Marvin, who has diabetes, said being able to receive financial assistance to join the YMCA said her health has improved since becoming a member.
“I’m glad there’s a place like this that will help my kids and me and other people,” said Marvin. “The YMCA is here to help you and make you a better you.”
Mullen, who is a single mother, brings her two-year-old daughter, Sailor, to childcare each day.
“I had childcare set up but it didn’t work out,” said Mullen. “It’s terrifying looking for daycare. then Sailor came a month early and in a panic I called Elizabeth (Grace) and she told me to come in and meet the teachers.”
After visiting the childcare classes, Mullen took the paperwork home to fill out. As she looked at the cost for childcare, she called Grace back, crying that she couldn’t afford it. Grace told her there was financial assistance available and Mullen could pick the paperwork up.
“With a week to go before I was supposed to go back to work, Elizabeth called and saved the day for us,”said Mullen. “Bringing Sailor here was the best decision I’ve ever made.”
Mullen said Sailor is happy to come to the childcare class every day.
“The YMCA is like a family,” she said, “and it’s not like you’re leaving your child with someone you don’t know.
“The scholarship allowed me to go back to work and not have to worry about how I was going to pay for it on Friday,” said Mullen.
The childcare program, said Thomas, has 200 children enrolled in it. They range from six weeks of age to the sixth-grade.
“One out of two children benefit from financial assistance,” said Thomas. “The parent is able to make a living while their child is safe in our care.”
The childcare program is open from 5 a.m. to 6 p.m.
Deeds, who is a board member and also the major gifts chairman, told his Y story, which was two-fold. A resident of Troy who practices law with a firm in Sidney, he and his wife were looking for childcare in 2010 after their son Noah was born.

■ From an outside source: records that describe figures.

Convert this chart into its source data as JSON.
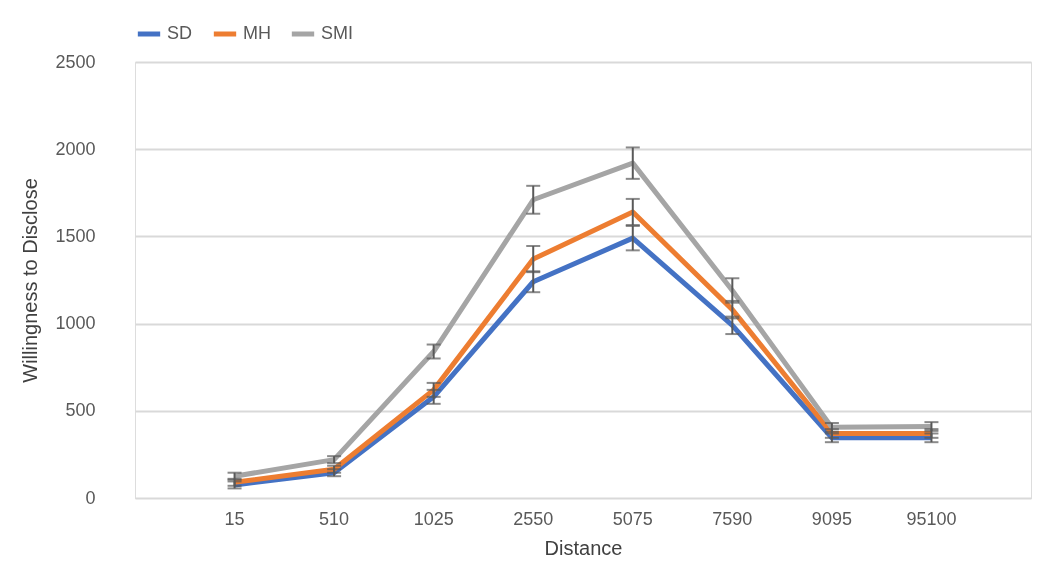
{
  "chart_data": {
    "type": "line",
    "xlabel": "Distance",
    "ylabel": "Willingness to Disclose",
    "categories": [
      "15",
      "510",
      "1025",
      "2550",
      "5075",
      "7590",
      "9095",
      "95100"
    ],
    "series": [
      {
        "name": "SD",
        "color": "#4472c4",
        "values": [
          75,
          145,
          580,
          1240,
          1490,
          990,
          345,
          345
        ],
        "errors": [
          20,
          20,
          40,
          60,
          70,
          50,
          25,
          25
        ]
      },
      {
        "name": "MH",
        "color": "#ed7d31",
        "values": [
          90,
          165,
          620,
          1370,
          1640,
          1080,
          370,
          370
        ],
        "errors": [
          20,
          20,
          40,
          75,
          75,
          50,
          25,
          25
        ]
      },
      {
        "name": "SMI",
        "color": "#a5a5a5",
        "values": [
          125,
          220,
          840,
          1710,
          1920,
          1190,
          405,
          410
        ],
        "errors": [
          20,
          20,
          40,
          80,
          90,
          70,
          25,
          25
        ]
      }
    ],
    "ylim": [
      0,
      2500
    ],
    "yticks": [
      0,
      500,
      1000,
      1500,
      2000,
      2500
    ],
    "grid": "y",
    "legend": "top",
    "marker": "none",
    "line_style": "solid"
  }
}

“Noah had some health-related struggles and we wanted one of us to be near him while he was at childcare,” said Deeds. So the couple enrolled him at the YMCA program.
“I would come here at lunch and spend time with my son,” said Deeds. “We recently moved him to daycare in Troy, so I switched from have a child in childcare to being a member of the YMCA.

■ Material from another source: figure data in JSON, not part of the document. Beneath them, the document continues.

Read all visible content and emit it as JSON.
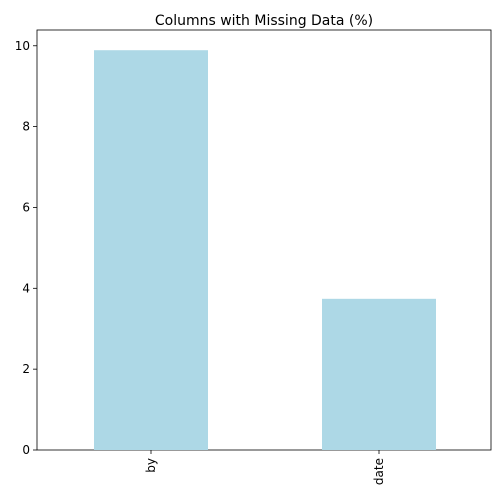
{
  "chart_data": {
    "type": "bar",
    "title": "Columns with Missing Data (%)",
    "xlabel": "",
    "ylabel": "",
    "categories": [
      "by",
      "date"
    ],
    "values": [
      9.89,
      3.74
    ],
    "ylim": [
      0,
      10.39
    ],
    "yticks": [
      0,
      2,
      4,
      6,
      8,
      10
    ],
    "bar_color": "#add8e6",
    "grid": false,
    "legend": "none"
  }
}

“It provides a foundation for me,” he said. “I come here three to four days a week during lunch (to work out). I have four life centers — home, work, church and the YMCA. I am blessed to have a YMCA membership and I recognize that some don’t. I want to help someone have an additional life center” with a YMCA membership.
Thomas stressed that all campaign donations will help change the lives of local community members.

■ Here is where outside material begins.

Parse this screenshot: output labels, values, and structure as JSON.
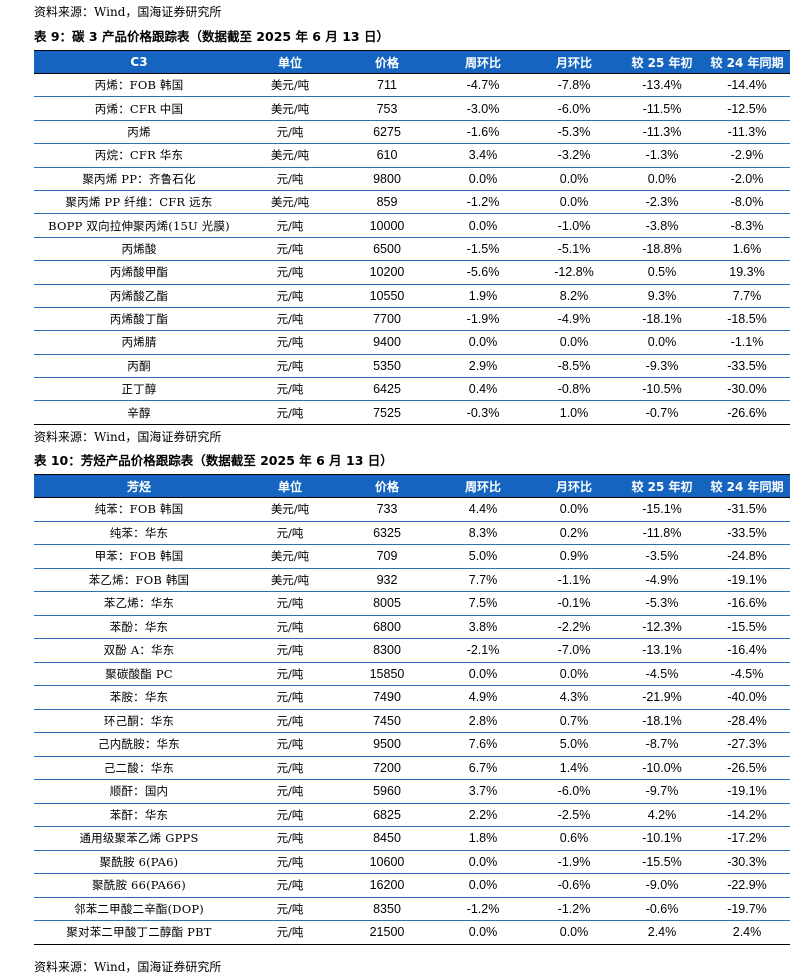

“When someone gives to the campaign, 100 percent of every dollar is invested in the loves of people who need the YMCA,” said Thomas.
Thomas reviewed some of the programs offered by the YMCA — the water safety program, the diabetes prevention program and Parkinson program.
“We can’t do it alone,” said Thomas. “Your donation and support makes this all possible.”
Quotes from some of the recipients who have received financial assistance were posted around the room. Some of the included
• Thanks to the Community Partners Program, I am able to attend the Aqua Aerobics class. That helps me regain strength in my arms and legs due to Parkinson’s Disease.”
• “I am a single mom with no support from dad, I am thankful for the opportunity to bring my kids to the Y so we could spend family time together and start living healthy lives.”
• “I stay at home to care for my daughter and my aging grandmother. I want to become healthier so that I can be around longer for my daughter. My mom passed away from health issues that could have been avoided if she had been more active. My fiancé and I want to set a good example of a healthy lifestyle for our children.”
O’Leary summed up the campaign with a quote from Gerald Way, “All the best heroes are ordinary people who make themselves extraordinary.”